Bürokrasi dökülüyor!

İsmet Özçelik

İsmet Özçelik

Gazete Yazarı

A+ A-

AKP bir karar alırken kimseyi dinlemiyor. Eleştirilere ve itirazlara kulak tıkıyor. Konunun uzmanlarının görüşlerine itibar etmiyor. “Cehaletin özgüveni”hakim olunca sonuç da malum!
Yapılan yanlış kısa bir süre sonra kendini gösteriyor. Tepkiler artınca da sanki başkası yapmış gibi karşı çıkılıyor. Sonra tekrar yenisi devreye sokuluyor. Yanlışın tekrarlanması devam ediyor.
15 yıllık AKP iktidarı bunun örnekleriyle dolu..!
En son TEOG’da yaşandı. Cumhurbaşkanı “kaldırın”dedi. Düne kadar TEOG’u savunanlar, daha sınav takvimi genelgesinin mürekkebi kurumadan, TEOG’un iptal edildiğini açıkladılar.
Yine yanlış yapılacağının işaretleri görülüyor. Çünkü kafa aynı kafa!

TEOG’DAN SONRA MÜFREDAT

Bu yıl uygulamaya konulan müfredat gündemde. Başbakan Binalı Yıldırım Urfa konuşmasında ballandıra ballandıra anlattı. Ne kadar emek verdiklerini rakamlarla açıkladı. Karşı çıkanları eleştirdi.
TEOG için de benzer konuşmalar yapılmıştı. Dönemin Milli Eğitim Bakanı Nabi Avcı’nın TEOG’u tanıtan konuşması sosyal medyada paylaşılıyor. Başbakanın müfredatla ilgili açıklamalarına ne kadar da benziyor.
Yeni müfredatın sonu da aynı olacak. Türkiye, Atatürk’süz ve Cumhuriyet’siz bir müfredatı kaldırmaz.

DİĞERLERİ DE AYNI

Siyasette, ekonomide, dış politikada yapılanlar da aynı. Alınan kararların hepsi duvara tosladı. “Açılım”, Suriye, Libya, Rusya, Barzani, kur politikası bunlardan sadece birkaçı.

NEDEN BÖYLE OLUYOR?

Peki neden böyle oluyor? Nedeni çok. Hepsini tartışmayacağım. Ama en önemlilerinden biri bürokrasinin zayıflığı. Siyasilerin akıl dışı görüşlerine itiraz etmemeleri.
Eskiden Türkiye’de güçlü bir bürokrasi vardı. Belli kurumları ve belli yerleri İMF’ciler, Dünya Bankacılar, Washington’dan ikbal bekleyenler ele geçirmiş olsa da Türkiye’nin çıkarlarını savunan ve doğru bildiği yolda yürüyen vatansever bürokratlar ağırlıktaydı.
En önemlisi işlerini bilirlerdi.
Dışişleri bürokratları dış politikaya, yüksek yargıçlar yargı politikalarına, Talim Terbiye Kurulu eğitim politikalarına, ekonomi bürokrasisi ekonomi politikalarına yön verirdi. Yeri gelir siyasilerle kavga ederdi.
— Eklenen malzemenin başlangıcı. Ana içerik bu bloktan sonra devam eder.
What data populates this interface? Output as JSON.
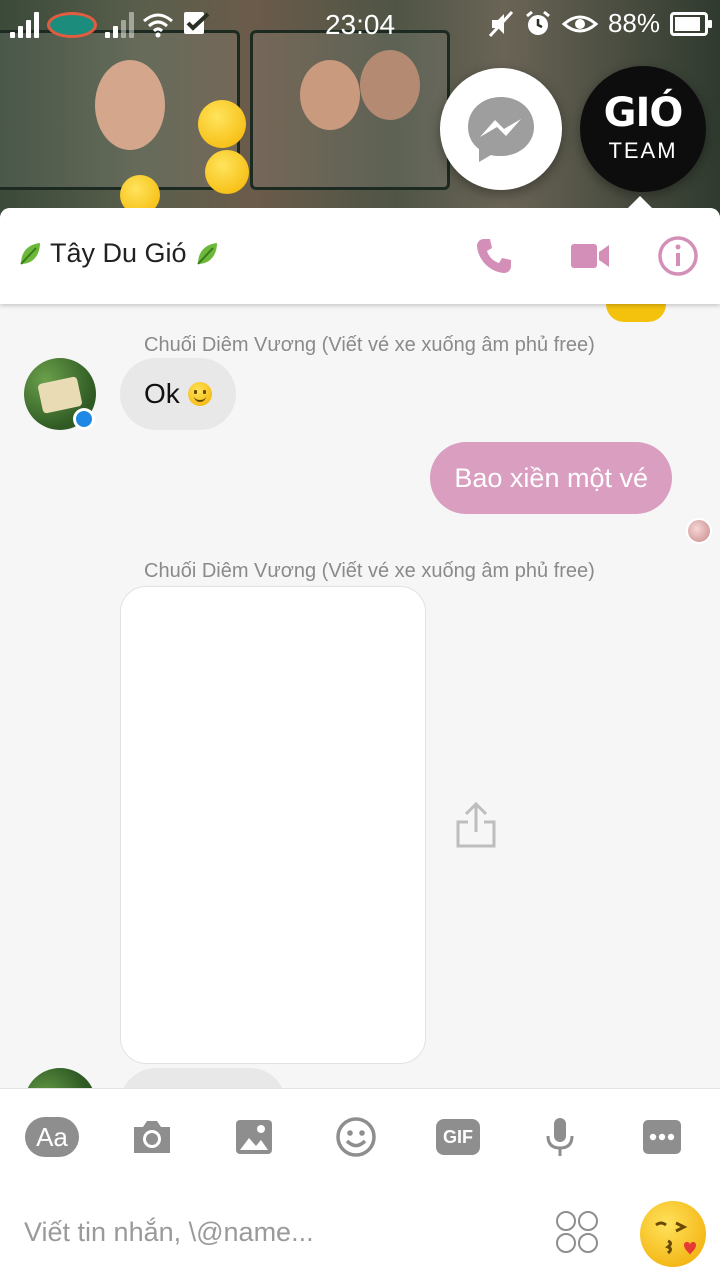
{
  "status_bar": {
    "time": "23:04",
    "battery_percent": "88%",
    "battery_level": 0.88
  },
  "chat_heads": {
    "team_logo": "GIÓ",
    "team_label": "TEAM"
  },
  "header": {
    "title": "Tây Du Gió",
    "icons": [
      "leaf-icon",
      "phone-icon",
      "video-call-icon",
      "info-icon"
    ],
    "accent_color": "#d48fb8"
  },
  "messages": [
    {
      "sender": "Chuối Diêm Vương (Viết vé xe xuống âm phủ free)",
      "text": "Ok",
      "direction": "incoming",
      "emoji": "slightly-smiling-face"
    },
    {
      "text": "Bao xiền một vé",
      "direction": "outgoing",
      "color": "#d99ec0"
    },
    {
      "sender": "Chuối Diêm Vương (Viết vé xe xuống âm phủ free)",
      "type": "media",
      "direction": "incoming"
    }
  ],
  "composer": {
    "aa_label": "Aa",
    "gif_label": "GIF",
    "placeholder": "Viết tin nhắn, \\@name..."
  }
}
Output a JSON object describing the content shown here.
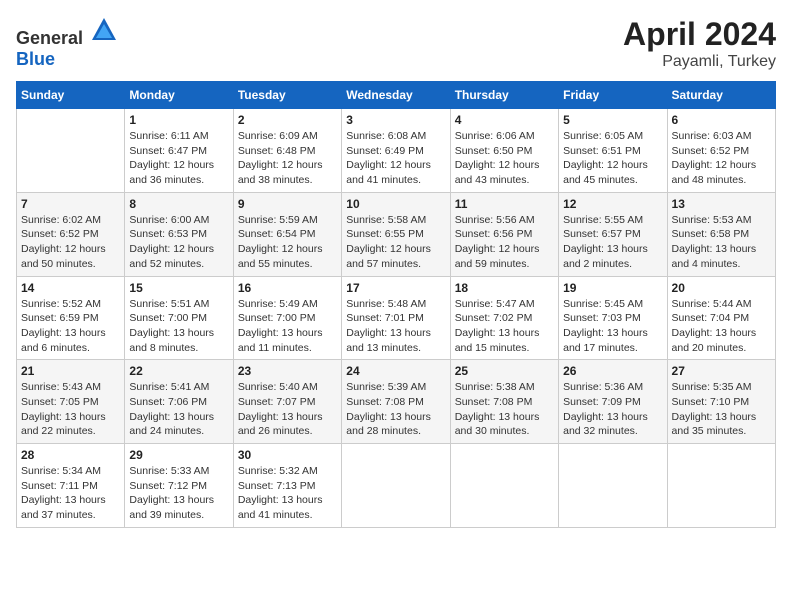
{
  "header": {
    "logo_general": "General",
    "logo_blue": "Blue",
    "title": "April 2024",
    "location": "Payamli, Turkey"
  },
  "days_of_week": [
    "Sunday",
    "Monday",
    "Tuesday",
    "Wednesday",
    "Thursday",
    "Friday",
    "Saturday"
  ],
  "weeks": [
    [
      {
        "day": "",
        "info": ""
      },
      {
        "day": "1",
        "info": "Sunrise: 6:11 AM\nSunset: 6:47 PM\nDaylight: 12 hours\nand 36 minutes."
      },
      {
        "day": "2",
        "info": "Sunrise: 6:09 AM\nSunset: 6:48 PM\nDaylight: 12 hours\nand 38 minutes."
      },
      {
        "day": "3",
        "info": "Sunrise: 6:08 AM\nSunset: 6:49 PM\nDaylight: 12 hours\nand 41 minutes."
      },
      {
        "day": "4",
        "info": "Sunrise: 6:06 AM\nSunset: 6:50 PM\nDaylight: 12 hours\nand 43 minutes."
      },
      {
        "day": "5",
        "info": "Sunrise: 6:05 AM\nSunset: 6:51 PM\nDaylight: 12 hours\nand 45 minutes."
      },
      {
        "day": "6",
        "info": "Sunrise: 6:03 AM\nSunset: 6:52 PM\nDaylight: 12 hours\nand 48 minutes."
      }
    ],
    [
      {
        "day": "7",
        "info": "Sunrise: 6:02 AM\nSunset: 6:52 PM\nDaylight: 12 hours\nand 50 minutes."
      },
      {
        "day": "8",
        "info": "Sunrise: 6:00 AM\nSunset: 6:53 PM\nDaylight: 12 hours\nand 52 minutes."
      },
      {
        "day": "9",
        "info": "Sunrise: 5:59 AM\nSunset: 6:54 PM\nDaylight: 12 hours\nand 55 minutes."
      },
      {
        "day": "10",
        "info": "Sunrise: 5:58 AM\nSunset: 6:55 PM\nDaylight: 12 hours\nand 57 minutes."
      },
      {
        "day": "11",
        "info": "Sunrise: 5:56 AM\nSunset: 6:56 PM\nDaylight: 12 hours\nand 59 minutes."
      },
      {
        "day": "12",
        "info": "Sunrise: 5:55 AM\nSunset: 6:57 PM\nDaylight: 13 hours\nand 2 minutes."
      },
      {
        "day": "13",
        "info": "Sunrise: 5:53 AM\nSunset: 6:58 PM\nDaylight: 13 hours\nand 4 minutes."
      }
    ],
    [
      {
        "day": "14",
        "info": "Sunrise: 5:52 AM\nSunset: 6:59 PM\nDaylight: 13 hours\nand 6 minutes."
      },
      {
        "day": "15",
        "info": "Sunrise: 5:51 AM\nSunset: 7:00 PM\nDaylight: 13 hours\nand 8 minutes."
      },
      {
        "day": "16",
        "info": "Sunrise: 5:49 AM\nSunset: 7:00 PM\nDaylight: 13 hours\nand 11 minutes."
      },
      {
        "day": "17",
        "info": "Sunrise: 5:48 AM\nSunset: 7:01 PM\nDaylight: 13 hours\nand 13 minutes."
      },
      {
        "day": "18",
        "info": "Sunrise: 5:47 AM\nSunset: 7:02 PM\nDaylight: 13 hours\nand 15 minutes."
      },
      {
        "day": "19",
        "info": "Sunrise: 5:45 AM\nSunset: 7:03 PM\nDaylight: 13 hours\nand 17 minutes."
      },
      {
        "day": "20",
        "info": "Sunrise: 5:44 AM\nSunset: 7:04 PM\nDaylight: 13 hours\nand 20 minutes."
      }
    ],
    [
      {
        "day": "21",
        "info": "Sunrise: 5:43 AM\nSunset: 7:05 PM\nDaylight: 13 hours\nand 22 minutes."
      },
      {
        "day": "22",
        "info": "Sunrise: 5:41 AM\nSunset: 7:06 PM\nDaylight: 13 hours\nand 24 minutes."
      },
      {
        "day": "23",
        "info": "Sunrise: 5:40 AM\nSunset: 7:07 PM\nDaylight: 13 hours\nand 26 minutes."
      },
      {
        "day": "24",
        "info": "Sunrise: 5:39 AM\nSunset: 7:08 PM\nDaylight: 13 hours\nand 28 minutes."
      },
      {
        "day": "25",
        "info": "Sunrise: 5:38 AM\nSunset: 7:08 PM\nDaylight: 13 hours\nand 30 minutes."
      },
      {
        "day": "26",
        "info": "Sunrise: 5:36 AM\nSunset: 7:09 PM\nDaylight: 13 hours\nand 32 minutes."
      },
      {
        "day": "27",
        "info": "Sunrise: 5:35 AM\nSunset: 7:10 PM\nDaylight: 13 hours\nand 35 minutes."
      }
    ],
    [
      {
        "day": "28",
        "info": "Sunrise: 5:34 AM\nSunset: 7:11 PM\nDaylight: 13 hours\nand 37 minutes."
      },
      {
        "day": "29",
        "info": "Sunrise: 5:33 AM\nSunset: 7:12 PM\nDaylight: 13 hours\nand 39 minutes."
      },
      {
        "day": "30",
        "info": "Sunrise: 5:32 AM\nSunset: 7:13 PM\nDaylight: 13 hours\nand 41 minutes."
      },
      {
        "day": "",
        "info": ""
      },
      {
        "day": "",
        "info": ""
      },
      {
        "day": "",
        "info": ""
      },
      {
        "day": "",
        "info": ""
      }
    ]
  ]
}
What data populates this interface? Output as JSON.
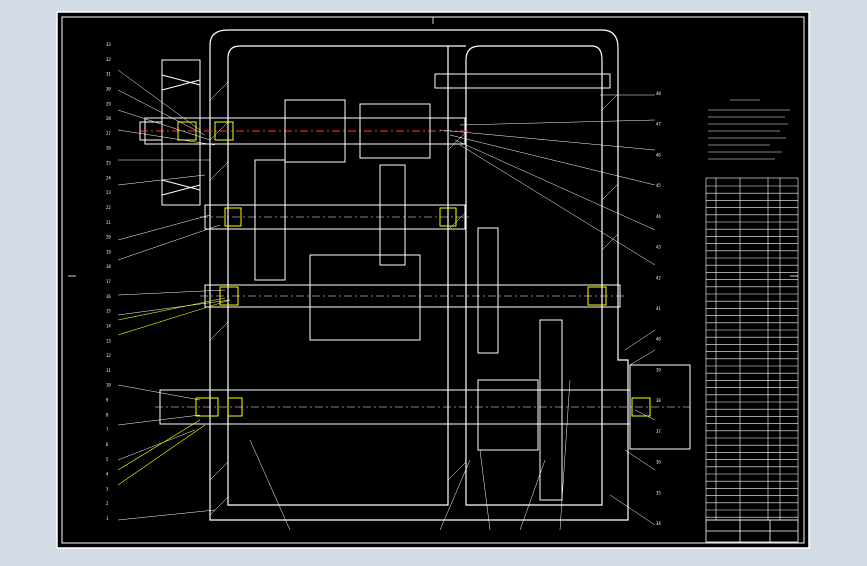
{
  "drawing": {
    "background_color": "#000000",
    "frame_color": "#ffffff",
    "viewport_bg": "#d3dbe6",
    "title_block": {
      "drawing_title": "",
      "notes_heading": "",
      "notes": []
    },
    "parts_list": {
      "rows": []
    },
    "balloon_labels_left": [
      "33",
      "32",
      "31",
      "30",
      "29",
      "28",
      "27",
      "26",
      "25",
      "24",
      "23",
      "22",
      "21",
      "20",
      "19",
      "18",
      "17",
      "16",
      "15",
      "14",
      "13",
      "12",
      "11",
      "10",
      "9",
      "8",
      "7",
      "6",
      "5",
      "4",
      "3",
      "2",
      "1"
    ],
    "balloon_labels_right": [
      "48",
      "47",
      "46",
      "45",
      "44",
      "43",
      "42",
      "41",
      "40",
      "39",
      "38",
      "37",
      "36",
      "35",
      "34"
    ]
  }
}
‘YANDAŞLIK’ VE ‘İMZACILAR’

AKP ile birlikte “devlet hafızası”yok edildi. Eskiden siyasi iktidarlar değişince genel müdür görevden alınsa bile yardımcıları kalırdı. En azından yerine konmak istenen yetişinceye kadar görevinin başında tutulurdu.
2002 sonrasında bürokrasi darmadağın edildi. “Yandaşlık”ve “imzacılar”öne çıktı. Sadece, “itiraz etmesin, istediğimiz kararlara imza atsın yeter” denildi.
Kriter olarak, “itiraz etmemesi, imza atması” öne çıktı.
Tabi anlayış bu olunca duvara toslamak kaçınılmaz oldu.

ODALAR!

İş gereği zaman zaman bürokratları ziyaret ediyoruz. İlk dikkatimizi odalarındaki şatafat çekiyor. Koltuk, masa, perdeler hepsi lüks. Ama odada bizim bildiğimiz “bürokrat” yok.

DUAYEN BÜROKRAT

Ankara’da görev yapan duayen bürokratlarla bürokrasinin durumunu konuştum. Çok üzgünler. Bürokrasinin yerlerde süründüğünü ifade ettiler.
Eski bir müsteşar gözlemlerini aktardı.
“Sol, sağ fark etmez. Çapsız bürokratın gündeminde işinden çok siyaset vardır. Bilgisizliğini siyasi söylemlerle kapatmaya çalışır. Liyakatli bürokrat görevde yükselmek ve görevde kalmak için aracı peşinde dolaşmaz. Ama liyakati olmayan sürekli siyasetçi peşinde koşar. Şu anda durum da bu” dedi.
Arkasından da şöyle devam etti:
“Adam gelir gelmez odasını genişletiyorsa, masasını koltuğunu değiştiriyorsa ondan iş çıkmaz. Beyni küçük olduğu için odasını büyüterek onu kapatacağını düşünür.”

İÇ ACITAN TALEPLER

Yılların birikimi, Türkiye’nin birçok ilinden insanlar tanıyorum. Kimisi iş dünyasından, kimisi toplumun değişik kesimlerinden. Sağ olsunlar Ankara’ya gelince ararlar. En azından telefon ederler.
Zaman zaman çeşitli kurumlarla ilgili talepleri de olur. Öyle iş takibi gibi değil. “Torpil falan istemiyoruz, bana dediğimi anlayacak birini önerebilir misin? Genel müdür de olabilir, uzman da” dediklerinde içim sızlar.
Gelinen durum bu! Bürokrasi dökülüyor..! Hem de fena dökülüyor.